Earlier this week Politico reported that the London-based firm, Environmental Resources Management (ERM), who was contracted by the State Department to write the environmental review on the potential impacts of the KXL pipeline is a member of no fewer than five oil-industry trade groups that are pushing for approval of the KXL pipeline.

ERM is affiliated with Western Energy Alliance, the American Fuel and Petrochemical Manufacturers, the Louisiana Mid-Continent Oil and Gas Association, and the American Petroleum Institute. Additionally, two ERM staff members sit on the board of the Western States Petroleum Association. Each of these oil-industry trade groups have lobbied for the approval of the KXL pipeline.
The American Petroleum Institute, the oil industry’s top lobbying group, alone has spent millions lobbying for the approval of the KXL pipeline.
ERM’s draft study, released last March, concluded that “TransCanada’s Alberta-to-Texas pipeline would pose little risk to the environment.”

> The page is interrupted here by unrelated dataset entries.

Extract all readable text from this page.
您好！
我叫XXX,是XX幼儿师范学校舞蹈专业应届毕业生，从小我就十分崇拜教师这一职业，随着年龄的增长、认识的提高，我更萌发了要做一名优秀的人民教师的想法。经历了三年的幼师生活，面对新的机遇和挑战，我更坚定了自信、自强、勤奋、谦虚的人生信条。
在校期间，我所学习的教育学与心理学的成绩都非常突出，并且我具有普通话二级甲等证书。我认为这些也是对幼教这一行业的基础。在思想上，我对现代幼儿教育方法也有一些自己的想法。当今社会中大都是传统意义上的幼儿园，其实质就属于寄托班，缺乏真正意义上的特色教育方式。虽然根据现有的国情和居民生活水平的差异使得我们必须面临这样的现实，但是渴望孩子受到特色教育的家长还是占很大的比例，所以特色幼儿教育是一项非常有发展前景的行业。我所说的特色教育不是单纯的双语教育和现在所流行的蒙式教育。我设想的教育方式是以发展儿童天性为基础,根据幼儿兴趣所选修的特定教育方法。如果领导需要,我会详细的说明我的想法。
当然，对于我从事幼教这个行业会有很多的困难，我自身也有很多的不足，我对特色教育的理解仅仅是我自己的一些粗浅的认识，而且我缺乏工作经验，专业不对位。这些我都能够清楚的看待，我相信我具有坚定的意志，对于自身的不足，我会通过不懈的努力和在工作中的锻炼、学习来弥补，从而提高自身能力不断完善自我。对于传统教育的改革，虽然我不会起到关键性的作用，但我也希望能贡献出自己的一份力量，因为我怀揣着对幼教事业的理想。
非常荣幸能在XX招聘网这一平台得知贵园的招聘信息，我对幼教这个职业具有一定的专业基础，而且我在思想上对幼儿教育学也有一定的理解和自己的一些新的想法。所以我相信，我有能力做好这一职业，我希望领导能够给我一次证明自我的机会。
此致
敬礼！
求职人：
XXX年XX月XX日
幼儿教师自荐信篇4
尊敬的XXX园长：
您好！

ERM’s final report on the potential environmental impacts from the KXL pipeline has yet to be released. Climate activists have been actively protesting the State Departments contracting of ERM due to the “potential” conflict of interest. ERM maintains that there is no conflict of interest.

If approved the KXL pipeline would bring Alberta tar sands oil to Texas for exportation. Tribes and environmental activists have strongly opposed the KXL pipeline, and other pipeline expansion projects, due to their impacts on water, treaty lands, sacred sites and global climate change.